If the matrix elements are integers, one can binary search the median starting with the matrix range for hi and low. O(n log m log(hi-low)).

Otherwise, one way that has O(n²log²m) wost-case time complexity is to binary search, O(log m), for each row in turn, O(n), the closest element to the overall matrix median from the left and the closest from the right, O(n log m), updating the best so far. We know the overall median has no more than floor(m * n / 2) elements strictly less than it, and that adding the number of elements less than it and the number of times it occurs can be no less than floor(m * n / 2) + 1. We use standard binary search on the row, and – as greybeard pointed out – skip the test for elements outside our 'best' range. The test for how close an element is to the overall median involves counting how many elements in each row are strictly less than it and how many equal, which is achieved in O(n log m) time with n binary searches. Since the row is sorted, we know greater elements would be more "to the right" and lesser elements more "to the left" in relation to the overall median.

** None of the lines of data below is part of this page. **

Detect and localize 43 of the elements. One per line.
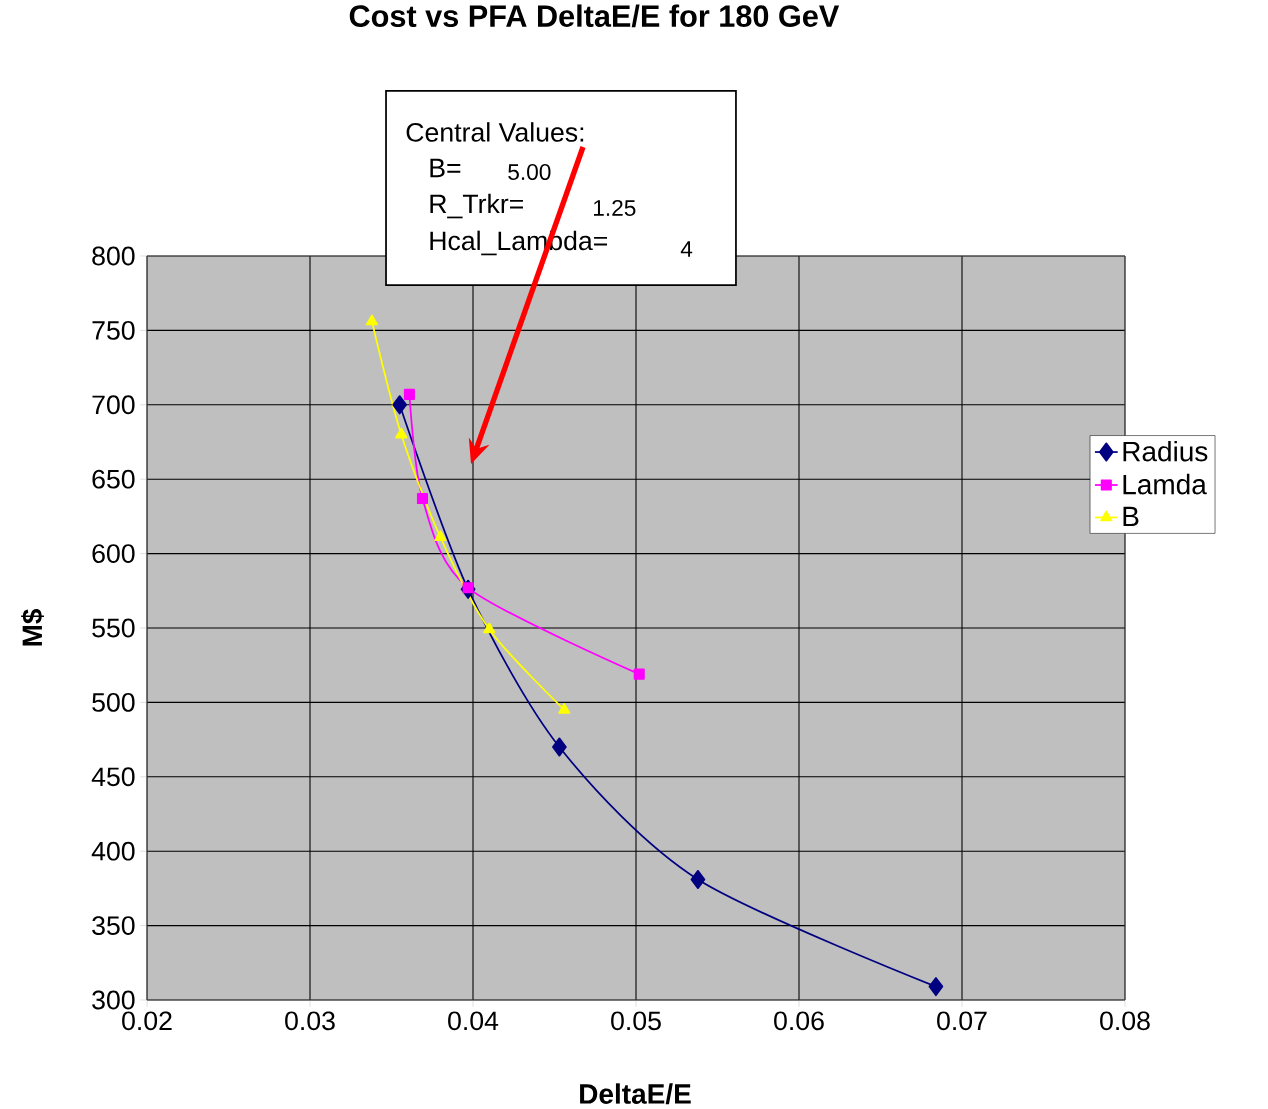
legend-label: Lamda (1123, 474, 1207, 495)
x-tick-label: 0.04 (448, 1011, 499, 1031)
point (483, 622, 496, 634)
y-tick-label: 650 (92, 469, 135, 489)
legend-label: Radius (1123, 441, 1208, 462)
text: B= (430, 159, 461, 178)
x-tick-label: 0.07 (937, 1011, 987, 1031)
point (690, 870, 706, 890)
x-tick-label: 0.08 (1100, 1011, 1150, 1031)
y-tick-label: 600 (92, 544, 135, 564)
text: 5.00 (508, 164, 551, 181)
y-tick-label: 750 (92, 321, 135, 341)
chart-title: Cost vs PFA DeltaE/E for 180 GeV (349, 4, 840, 28)
point (558, 703, 571, 714)
x-tick-label: 0.05 (611, 1011, 661, 1031)
y-tick-label: 550 (92, 618, 135, 638)
point (395, 427, 408, 439)
point (434, 530, 447, 542)
x-axis-title: DeltaE/E (580, 1083, 691, 1105)
point (633, 668, 645, 680)
x-tick-label: 0.06 (774, 1011, 824, 1031)
point (365, 314, 379, 326)
point (403, 389, 415, 401)
y-tick-label: 300 (92, 990, 135, 1010)
point (416, 493, 429, 505)
y-tick-label: 800 (92, 246, 135, 266)
x-tick-label: 0.03 (285, 1011, 335, 1031)
y-tick-label: 400 (91, 841, 135, 861)
y-axis-title: M$ (21, 609, 44, 646)
point (392, 395, 408, 415)
y-tick-label: 350 (92, 916, 135, 936)
annotation: 4 (680, 241, 693, 257)
point (552, 737, 567, 757)
y-tick-label: 500 (92, 693, 135, 713)
text: 1.25 (593, 200, 636, 217)
point (462, 582, 474, 594)
legend-label: B (1123, 507, 1139, 527)
y-tick-label: 450 (91, 767, 135, 787)
text: R_Trkr= (430, 193, 523, 219)
text: Central Values: (406, 122, 584, 142)
point (928, 977, 944, 997)
y-tick-label: 700 (92, 395, 135, 415)
x-tick-label: 0.02 (122, 1011, 172, 1031)
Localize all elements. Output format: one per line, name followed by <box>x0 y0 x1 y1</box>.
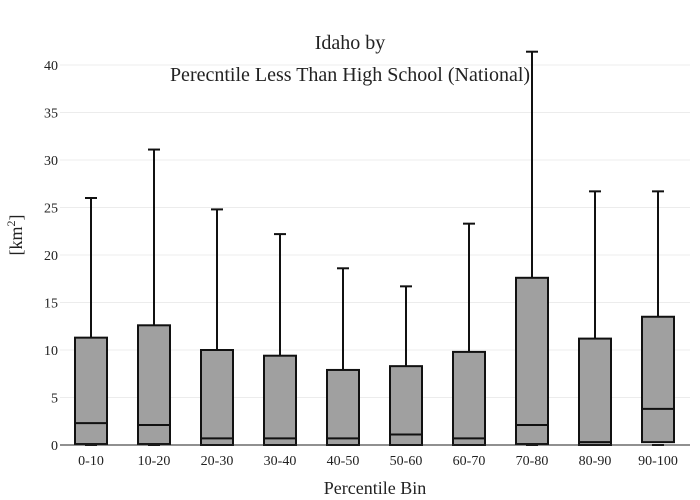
box-60-70 <box>452 222 486 446</box>
box-iqr <box>389 365 423 446</box>
x-tick-label: 40-50 <box>327 454 360 469</box>
chart-title-line2: Perecntile Less Than High School (Nation… <box>170 64 530 86</box>
x-axis-title: Percentile Bin <box>324 478 426 498</box>
y-tick-label: 5 <box>51 392 58 407</box>
y-tick-label: 0 <box>51 439 58 454</box>
y-tick-label: 20 <box>44 249 58 264</box>
box-iqr <box>578 337 612 447</box>
y-axis-title: [km2] <box>4 215 26 256</box>
y-tick-label: 15 <box>44 297 58 312</box>
box-iqr <box>263 354 297 447</box>
box-90-100 <box>641 190 675 446</box>
box-iqr <box>452 350 486 446</box>
box-40-50 <box>326 267 360 447</box>
y-axis-title-close: ] <box>6 215 26 221</box>
y-axis-title-base: [km <box>6 227 26 256</box>
x-tick-label: 80-90 <box>579 454 612 469</box>
y-tick-label: 40 <box>44 59 58 74</box>
box-50-60 <box>389 285 423 446</box>
x-tick-label: 90-100 <box>638 454 678 469</box>
y-axis-title-sup: 2 <box>4 221 18 227</box>
chart-title-line1: Idaho by <box>315 32 386 54</box>
y-axis-tick-labels: 0 5 10 15 20 25 30 35 40 <box>44 59 58 454</box>
x-tick-label: 50-60 <box>390 454 423 469</box>
y-tick-label: 25 <box>44 202 58 217</box>
y-tick-label: 30 <box>44 154 58 169</box>
x-tick-label: 70-80 <box>516 454 549 469</box>
box-iqr <box>326 368 360 447</box>
x-tick-label: 60-70 <box>453 454 486 469</box>
x-tick-label: 0-10 <box>78 454 104 469</box>
box-iqr <box>200 349 234 446</box>
box-20-30 <box>200 208 234 446</box>
box-iqr <box>137 324 171 446</box>
y-tick-label: 35 <box>44 107 58 122</box>
box-iqr <box>74 336 108 446</box>
box-80-90 <box>578 190 612 447</box>
box-iqr <box>515 276 549 446</box>
box-0-10 <box>74 197 108 446</box>
x-tick-label: 10-20 <box>138 454 171 469</box>
box-70-80 <box>515 50 549 446</box>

If one is permitted to rearrange the matrix, O(mn log (mn)) time complexity is possible by sorting the matrix in place (using block sort, for example) and returning the middle element.


This Question is quite similar to finding kth smallest element in a row and column wise sorted matrix.

So this problem can be solved using binary search and optimised counting in a sorted Matrix. A binary search takes O(log(n)) time and for each search value it takes n iterations on average to find the numbers that are smaller than the searched number. The search space for binary search is limited to the minimum value in the Matrix at mat[0][0] and the maximum value mat[n-1][n-1].

For every number that is chosen from the binary search we need to count the numbers that are smaller than or equal to that particular number. And thus the k^th smallest number or the median can be found.